You just can’t spend any time in Tuscany and not take full advantage of the wine. It’s would be almost immoral. It’s one of the best parts about Italy! Tuscan wines are some of my particular favorites (I know, I lived in France for three years – this love affair with Italian wine IS considered cheating…). I just can’t help myself. I absolutely adore a nice glass of chianti, sitting on a terrace, taking in the fresh air and views of the Italian countryside. Paints a perfect picture, doesn’t it?
I was fortunate to visit the Ornellaia Estate just outside Bolgheri when I was in Tuscany one summer. Tours are offered in Italian, English, German, and French, and are by appointment only, just FYI. It’s a boutique vineyard, so you won’t be facing the crowds you might encounter at the larger estates. Makes it all so much more personal and enjoyable in my opinion.
During our visit we were able to wander the grounds, visiting the vineyards, winery, and cellar. No matter how many vineyards I have visited, I am always in awe at how much work and knowledge goes into the production of wine. Much respect for these guys, they really know their craft, and are intensely passionate about it. Our guide explained to us the many steps that must be taken in order to take a little bunch of grapes and turn them into the nectar of the gods, all of which I have mostly forgotten now (or never heard, because I was too busy staring at the barrels upon barrels of the good stuff, wondering how I could roll one away without being conspicuous…).
Now it’s all well and good for them to tell us how good their wine is, but it doesn’t quite sink in until you try it for yourself. The tour did include a tasting at the end, in which we were able to sip on the vintages produced by this estate while someone explained to us some details about tannins, robustness, bouquet, and other such buzzwords. I’m not well-versed in the knowledge of wine, but it does make sense when they explain to you what you should be tasting as the wine is actually in your mouth. We tried three vintages: Le Volte dell’Ornellaia, Le Serre Nuovo dell’Ornellaia, and the premium Ornellaia, Bolgheri DOC Superiore. Yes, I bought a bottle. Yes, it was expensive… but so worth every euro cent!
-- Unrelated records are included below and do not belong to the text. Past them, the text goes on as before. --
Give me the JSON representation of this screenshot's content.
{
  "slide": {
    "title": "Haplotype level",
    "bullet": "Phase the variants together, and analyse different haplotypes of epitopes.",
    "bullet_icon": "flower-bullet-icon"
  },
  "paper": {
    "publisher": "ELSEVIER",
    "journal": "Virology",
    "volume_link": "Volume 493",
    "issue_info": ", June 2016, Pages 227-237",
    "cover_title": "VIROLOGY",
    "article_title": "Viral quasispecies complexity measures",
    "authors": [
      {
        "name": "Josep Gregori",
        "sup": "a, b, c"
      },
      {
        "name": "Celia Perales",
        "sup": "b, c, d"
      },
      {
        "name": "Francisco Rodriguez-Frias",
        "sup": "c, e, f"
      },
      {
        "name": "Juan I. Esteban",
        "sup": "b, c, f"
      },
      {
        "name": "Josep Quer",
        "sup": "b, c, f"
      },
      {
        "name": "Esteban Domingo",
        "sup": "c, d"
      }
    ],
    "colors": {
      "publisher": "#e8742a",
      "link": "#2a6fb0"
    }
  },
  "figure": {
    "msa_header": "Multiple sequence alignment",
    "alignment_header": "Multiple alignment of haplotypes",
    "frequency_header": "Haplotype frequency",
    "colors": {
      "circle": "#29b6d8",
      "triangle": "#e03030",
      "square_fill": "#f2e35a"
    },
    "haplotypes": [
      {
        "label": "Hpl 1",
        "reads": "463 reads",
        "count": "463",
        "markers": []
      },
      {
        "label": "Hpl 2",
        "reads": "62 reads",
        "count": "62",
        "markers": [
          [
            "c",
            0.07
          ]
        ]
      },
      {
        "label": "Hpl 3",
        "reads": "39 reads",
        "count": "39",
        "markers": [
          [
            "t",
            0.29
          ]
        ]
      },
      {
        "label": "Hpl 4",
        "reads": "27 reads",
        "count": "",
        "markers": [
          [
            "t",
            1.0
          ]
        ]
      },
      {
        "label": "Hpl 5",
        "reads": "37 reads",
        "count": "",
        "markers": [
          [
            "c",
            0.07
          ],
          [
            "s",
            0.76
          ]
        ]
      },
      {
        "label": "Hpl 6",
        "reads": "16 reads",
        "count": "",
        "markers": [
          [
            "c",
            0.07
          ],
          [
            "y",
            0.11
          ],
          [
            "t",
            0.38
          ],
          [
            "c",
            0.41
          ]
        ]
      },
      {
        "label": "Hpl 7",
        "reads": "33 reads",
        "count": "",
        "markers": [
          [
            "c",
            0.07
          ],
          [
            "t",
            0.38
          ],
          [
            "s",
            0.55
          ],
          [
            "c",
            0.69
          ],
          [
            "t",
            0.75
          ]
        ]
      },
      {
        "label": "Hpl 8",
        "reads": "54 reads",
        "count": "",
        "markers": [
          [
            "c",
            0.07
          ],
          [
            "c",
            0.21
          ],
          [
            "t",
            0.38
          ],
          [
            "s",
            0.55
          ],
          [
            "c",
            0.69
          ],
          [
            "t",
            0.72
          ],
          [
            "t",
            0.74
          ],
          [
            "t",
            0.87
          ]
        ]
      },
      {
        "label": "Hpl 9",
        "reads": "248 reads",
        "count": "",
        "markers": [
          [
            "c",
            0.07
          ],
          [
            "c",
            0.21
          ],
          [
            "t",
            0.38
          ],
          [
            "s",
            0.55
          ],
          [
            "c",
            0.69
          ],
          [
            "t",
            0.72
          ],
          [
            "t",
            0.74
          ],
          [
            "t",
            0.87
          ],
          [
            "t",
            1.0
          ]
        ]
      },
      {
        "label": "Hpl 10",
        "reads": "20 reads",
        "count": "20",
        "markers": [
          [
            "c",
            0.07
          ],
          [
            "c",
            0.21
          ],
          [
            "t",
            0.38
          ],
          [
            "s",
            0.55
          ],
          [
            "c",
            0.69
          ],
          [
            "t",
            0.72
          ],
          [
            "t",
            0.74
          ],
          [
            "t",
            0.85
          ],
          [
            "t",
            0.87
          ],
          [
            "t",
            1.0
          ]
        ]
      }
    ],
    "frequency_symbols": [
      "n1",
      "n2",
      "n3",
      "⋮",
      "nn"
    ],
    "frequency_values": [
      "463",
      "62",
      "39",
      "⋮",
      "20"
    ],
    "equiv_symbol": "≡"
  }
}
If you ever find yourself in this little corner of Tuscany, take a ride out to Bolgheri. It’s a small village, but has some fabulous wines. The climate is sunny, dry, and moderately windy, making it ideal for the production of the same grape varietals as the Bordeaux region of France. They do it pretty well here too, with one wine, a Sassaciaia by Ornellaia’s neighbor Tenuta San Guido, having beaten out the French vintages in an event held by Decanter in 1974. And yes, they are still talking about it.